I just want to check something.
Let $X_1,\ldots,X_n$ be i.i.d with pdf
$$f(x;\theta,\delta) = \frac{1}{\theta}e^{-\frac{x-\delta}{\theta}}\,\mathbb{I}\{x\ge\delta \},\space\theta>0$$
I am able to see that the MLE of $\theta$ and $\delta$ can be found by the following process.
$$L[\theta,\delta]=\theta^{-n}\exp\left[{-\frac{1}{\theta}\sum_{i=1}^{n}(X_i}-n\delta)\right]\mathbb{I}\{X_{(1)}\ge\delta \}$$ Thus $\hat{\delta}=X_{(1)}$ is quite clear.
To find $\hat{\theta}$ is what I want to make sure I am doing right.
$$l[\theta,\delta]=-n\ln \theta-\frac{1}{\theta}\sum_{i=1}^{n}X_i+\frac{n\delta}{\theta}+\ln [\mathbb{I}\{X_{(1)}\ge\delta \}]$$
Taking the partial derivatives with respect to $\theta$ I get $$\frac{\partial}{\partial\theta} l[\theta,\delta] = \frac{-n}{\theta}+\frac{\sum_{i=1}^{n} X_i}{\theta^2}-\frac{n\delta}{\theta^2}$$
and you can solve for
$$\frac{\partial}{\partial\theta} l[\hat{\theta},X_{(1)}]=0$$
So when I do that I get
$$\hat{\theta}=\bar{X}-X_{(1)}$$
I am a little worried because I have notes saying that the MLE is $\bar{X}$ instead of what I got.

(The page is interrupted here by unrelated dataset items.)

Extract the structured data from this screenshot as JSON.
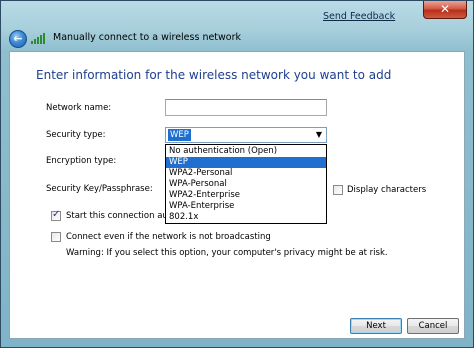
{
  "titlebar": {
    "send_feedback": "Send Feedback",
    "close_glyph": "✕",
    "back_glyph": "←",
    "title": "Manually connect to a wireless network"
  },
  "content": {
    "heading": "Enter information for the wireless network you want to add",
    "network_name": {
      "label": "Network name:",
      "value": ""
    },
    "security_type": {
      "label": "Security type:",
      "selected": "WEP",
      "options": [
        "No authentication (Open)",
        "WEP",
        "WPA2-Personal",
        "WPA-Personal",
        "WPA2-Enterprise",
        "WPA-Enterprise",
        "802.1x"
      ]
    },
    "encryption_type": {
      "label": "Encryption type:"
    },
    "security_key": {
      "label": "Security Key/Passphrase:",
      "value": ""
    },
    "display_characters": {
      "label": "Display characters",
      "checked": false
    },
    "start_automatically": {
      "label": "Start this connection auto",
      "checked": true
    },
    "connect_hidden": {
      "label": "Connect even if the network is not broadcasting",
      "checked": false
    },
    "warning": "Warning: If you select this option, your computer's privacy might be at risk."
  },
  "footer": {
    "next_label": "Next",
    "cancel_label": "Cancel"
  }
}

I would appreciate your input.
A simple way to see which estimator for $\theta$ is correct is to choose, for example, $\delta = 100$ and $\theta = 1$. Then $$f_X(x) = e^{-(x-100)} \mathbb 1 (x > 100).$$ Then $X = Y + 100$ where $Y \sim \operatorname{Exponential}(1)$ and $\operatorname{E}[X] = 100 + \operatorname{E}[Y] = 101$. So the sample mean $\bar X$, which is guaranteed to exceed $100$ as all observations must be greater than $100$, is not a good estimator of $\theta = 1$, nor does it get better with increasing sample size. So you can easily see that $\hat \theta = \bar X$ cannot be the MLE.